Allegations suggesting “lack of predictability” or “lack of reasonable expectation of success”: It is the Examiner’s understanding that Applicant is alleging a lack of predictability or otherwise a lack of reasonable expectation of success (see, e.g., Reply filed 2/23/2026 at 4 at § “Rejections Under 35 U.S.C. § 103” to page 7 at 1st full ¶). This is not persuasive because the Applicant’s assertions do not reflect the proper legal standards for evaluating predictability. MPEP § 2143.02(II) explains that “[o]bviousness does not require absolute predictability”, but instead clarifies that only “at least some degree of predictability is required” (see, e.g., MPEP § 2143.02(II)). Here, the rejection explicitly addresses predictability and reasonable expectation of success, but Applicant fails to address the explicitly identified predicted and expected results set forth in the rejection. Here, the Examiner’s basis for “predictability” is merely based upon the presumption that the prior art is fully enabled (see, e.g., MPEP § 2121(I)) for all that it discloses (see, e.g., MPEP §§ 2123(I)-(II)).
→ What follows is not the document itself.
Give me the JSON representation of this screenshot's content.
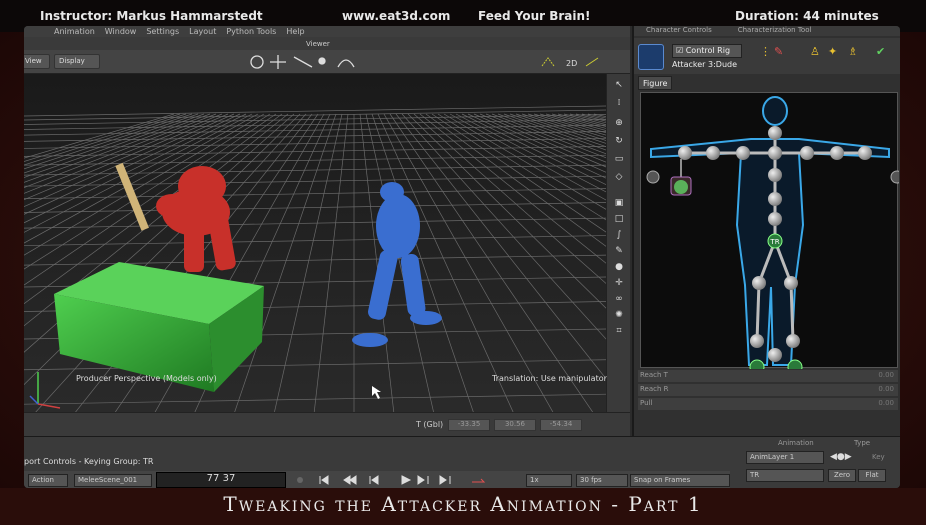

As explained at MPEP § 2143.02, predictability and reasonable expectation of success are satisfied when “all the claimed elements were known in the prior art and one skilled in the art could have combined the elements as claimed by known methods with no change in their respective functions, and the combination would have yielded nothing more than predictable results to one of ordinary skill in the art”. Here zero evidence of unexpected results commensurate in scope with the requirements of MPEP 716.02 have been set forth on record, all elements of the claimed invention were known in the prior art, one of ordinary skill was fully enabled to combined each component using routine methods in the biochemical arts per the guidance of the primary reference, and the elements would have merely performed their art-recognized, respective functions (see Rejection, above). Accordingly, such arguments are not persuasive.
Allegations of unexpected results: It is the Examiner’s understanding that Applicant repeatedly alleges the existence of unexpected results commensurate in scope with the requirements of MPEP §716, §716.01, and §716.02, wherein such results are sufficient to rebut prima facie obviousness (see, e.g., Reply filed 2/23/2026 at 4-5 at bulleted list, 5 at 2nd and final full ¶¶, 6 at 1st ¶ to 6 at final ¶, 7 at 1st partial ¶). However, to establish such unexpected results, the allegations must be timely and supported by objective evidence (see, e.g., 37 C.F.R. 1.132; see MPEP §§ 716.01, 716.01(a), 716.01(c)); to be of probative value the proffered evidence must be related to the claimed invention (see MPEP §§ 716.01(b), discussing nexus requirement and noting that "[w]here the offered secondary consideration actually results from something other than what is both claimed and novel in the claim, there is no nexus to the merits of the claimed invention"); the evidence must establish that the expected results occur to an unexpected extent (see, e.g., MPEP § 716.02(a)(I)), on the basis of statistically and practically significant evidence (see, e.g., MPEP § 716.02(b)(I)), which is fully explained (see, e.g., MPEP § 716.02(b)(II)), commensurate in scope with the claimed invention (see, e.g., MPEP § 716.02(d)), and wherein a comparison of the claimed invention with the closest prior art of record is provided (see, e.g., MPEP § 716.02(e)). Furthermore, even if evidence satisfying MPEP §§ 716.02, 716.02(a), 716.02(b), 716.02(d), and 716.02(e) is set forth on record, such evidence may not be sufficient to rebut prima facie obviousness because the evidence of expected and unexpected results must be weighed (see, e.g., MPEP § 716.02(c)(I)) and the totality of the record considered (see, e.g., MPEP §§ 716.01(d), 716.02(f)), including teachings in the prior art and evidence of expected results which weigh in favor of a determination of obviousness (see, e.g., MPEP § 716.02(c)(II)). In the instant case, the proffered data does not satisfy the requirements of MPEP § 716.02 as follows:
First, the proffered data show no variation in the amount of ZP1848 utilized, the amount of Histidine utilized, and no variation in the pharmaceutical salt of ZP1848 utilized (see, e.g., Spec. filed 3/25/2021 at Table 1 and 2). Therefore. even assuming arguendo that unexpected results exist, such results have not been shown to exist commensurate in scope with the pending claims (see, e.g., MPEP § 716.02(d)(I)), and no evidence of criticality of range has been established (see, e.g., MPEP § 716.02(d)(II)). In addition, Formulation 7 at Table 2 shows that pH values taught by the prior art under the claimed minimum of 6.0 still exhibit no precipitation, which suggests that the claimed pH range does not correspond to a critical range.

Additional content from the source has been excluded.